En biologie du développement, l’une des approches les plus productives consiste à reproduire des embryons à l’aide de modèles pour en observer l’évolution. Une approche qui a déjà été appliquée à des tas d’espèces animales, y compris l’humain – avec des limites très strictes, cela va de soi. Mais encore faut-il avoir ces modèles à disposition, et ceux-ci sont très difficiles à obtenir d’une façon éthiquement défendable.
Les dernières avancées sur cette question nous viennent de Caltech, aux Etats-Unis. L’équipe de Magdalena Zernicka-Goetz s’est récemment illustrée en produisant des pseudo-embryons humains à partir de cellules souches d’embryons.
Ces cellules sont issues d’une lignée un peu particulière, capable de se différencier en fonction des divers signaux reçus pendant le développement de l’organisme. Concrètement, cela signifie que dans les bonnes conditions, ces cellules souche embryonnaires pluripotentes (CSEP) peuvent se transformer en différents types de cellules spécialisées.
Et parmi ces cellules, il y a celles qui constituent l’embryon humain. En fournissant un cocktail très précis de produits chimiques appelés facteurs de croissance, les chercheurs ont partiellement reproduit le signal que les CSEP attendent dans le corps humain. Ce signal déclenche à son tour la transformation des cellules souches et leur assemblage spontané. Au bout du compte, les chercheurs obtiennent une structure suffisamment proche de l’embryon humain pour servir de modèle d’étude.
Répondre à la pénurie de modèles
Ce n’est pas la première fois que de tels travaux sont entrepris. Leur approche rappelle par exemple les travaux réalisés par l’université de Cambridge l’année dernière. Eux aussi avaient produit un des pseudo-embryons humains à l’aide de cellules souches embryonnaires pluripotentes. Mais certaines différences considérables demeurent entre les deux programmes, notamment au niveau de la finalité.

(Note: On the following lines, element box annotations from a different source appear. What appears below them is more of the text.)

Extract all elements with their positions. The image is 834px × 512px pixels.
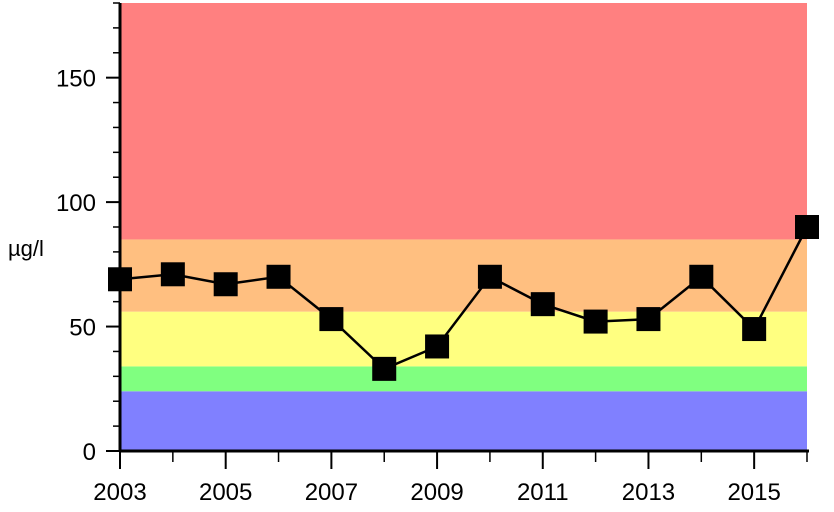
data-point <box>213 272 238 297</box>
band-1 <box>120 366 807 392</box>
x-tick-label: 2003 <box>93 479 146 506</box>
data-point <box>372 356 397 381</box>
y-tick-label: 100 <box>56 190 96 217</box>
quality-bands <box>120 3 807 451</box>
x-tick-label: 2013 <box>622 479 675 506</box>
x-tick-label: 2005 <box>199 479 252 506</box>
x-tick-label: 2015 <box>727 479 780 506</box>
data-point <box>160 262 185 287</box>
data-point <box>319 307 344 332</box>
data-point <box>636 307 661 332</box>
y-tick-label: 0 <box>83 439 96 466</box>
data-point <box>477 264 502 289</box>
band-4 <box>120 3 807 240</box>
data-point <box>530 292 555 317</box>
data-point <box>266 264 291 289</box>
axes: 0 50 100 150 2003 2005 2007 2009 2011 2013 2015 <box>56 2 809 506</box>
y-tick-label: 150 <box>56 66 96 93</box>
x-tick-label: 2011 <box>517 479 569 506</box>
x-tick-label: 2007 <box>305 479 358 506</box>
data-point <box>425 334 450 359</box>
data-point <box>108 267 132 292</box>
data-point <box>583 309 608 334</box>
data-point <box>742 317 767 342</box>
data-point <box>795 215 819 239</box>
data-point <box>689 264 714 289</box>
y-tick-label: 50 <box>69 315 96 342</box>
y-axis-label: µg/l <box>8 236 44 261</box>
band-2 <box>120 311 807 367</box>
series-layer <box>108 215 819 381</box>
x-tick-label: 2009 <box>410 479 463 506</box>
band-0 <box>120 391 807 451</box>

Les équipes de Cambridge ont développé leurs “embryons” à des fins de recherche directe. Pour résumer, ils ont mis au point leur modèle pour pouvoir comprendre les mécanismes qui conditionnent la forme et les fonctions de notre corps. À terme, l’objectif est de comprendre ce qui provoque des soucis variés comme des fausses couches, l’infertilité, et toute une pléthore de maladies congénitales graves. Les modèles embryonnaires constituent donc un formidable outil. Ils font progresser la recherche fondamentale, mais aussi et surtout la médecine concrète.
En revanche, l’objectif de l’équipe de Caltech présente une différence considérable, bien que subtile. Ici, il ne s’agit pas d’étudier directement le développement humain, mais la façon de produire ces modèles. En l’état, les recherches sur le développement sont conduites sur des surplus d’embryons donnés par des volontaires après une fécondation in-vitro réussie.
Cela rend l’approvisionnement en modèles très compliqué à bien des égards. Pour faire progresser ce champ de recherche, il serait donc intéressant d’avoir d’autres moyens de produire des modèles. Une fois la technique de Caltech davantage peaufinée, elle pourrait permettre de produire des modèles en grande quantité. Et ce sans avoir recours à des embryons donnés à la science. La promesse de beaux progrès en biologie du développement, et donc en santé humaine.
Un champ de recherche très encadré
Pour ceux qui ne sont pas familiers de ce champ de recherche, précisons toutefois que ces travaux sont extrêmement encadrés. Toutes les études de ce type impliquent en effet d’arrêter tout protocole après un maximum de 14 jours. De plus, les modèles sont consciencieusement traités avec un cocktail chimique qui inactive certains gènes (on parle de knock-out).
Même si un pseudo-embryon était conservé au-delà de 14 jours, il n’aurait donc absolument aucune chance de produire un organisme mature et conscient. Ce délai fait toutefois débat dans la communauté scientifique; certains le jugent en effet trop court pour parvenir à des résultats significatifs, ce qui nous priverait de données précieuses. À l’inverse, certains jugent ce délai déjà trop permissif et militent pour l’interdiction des tests impliquant du matériel humain.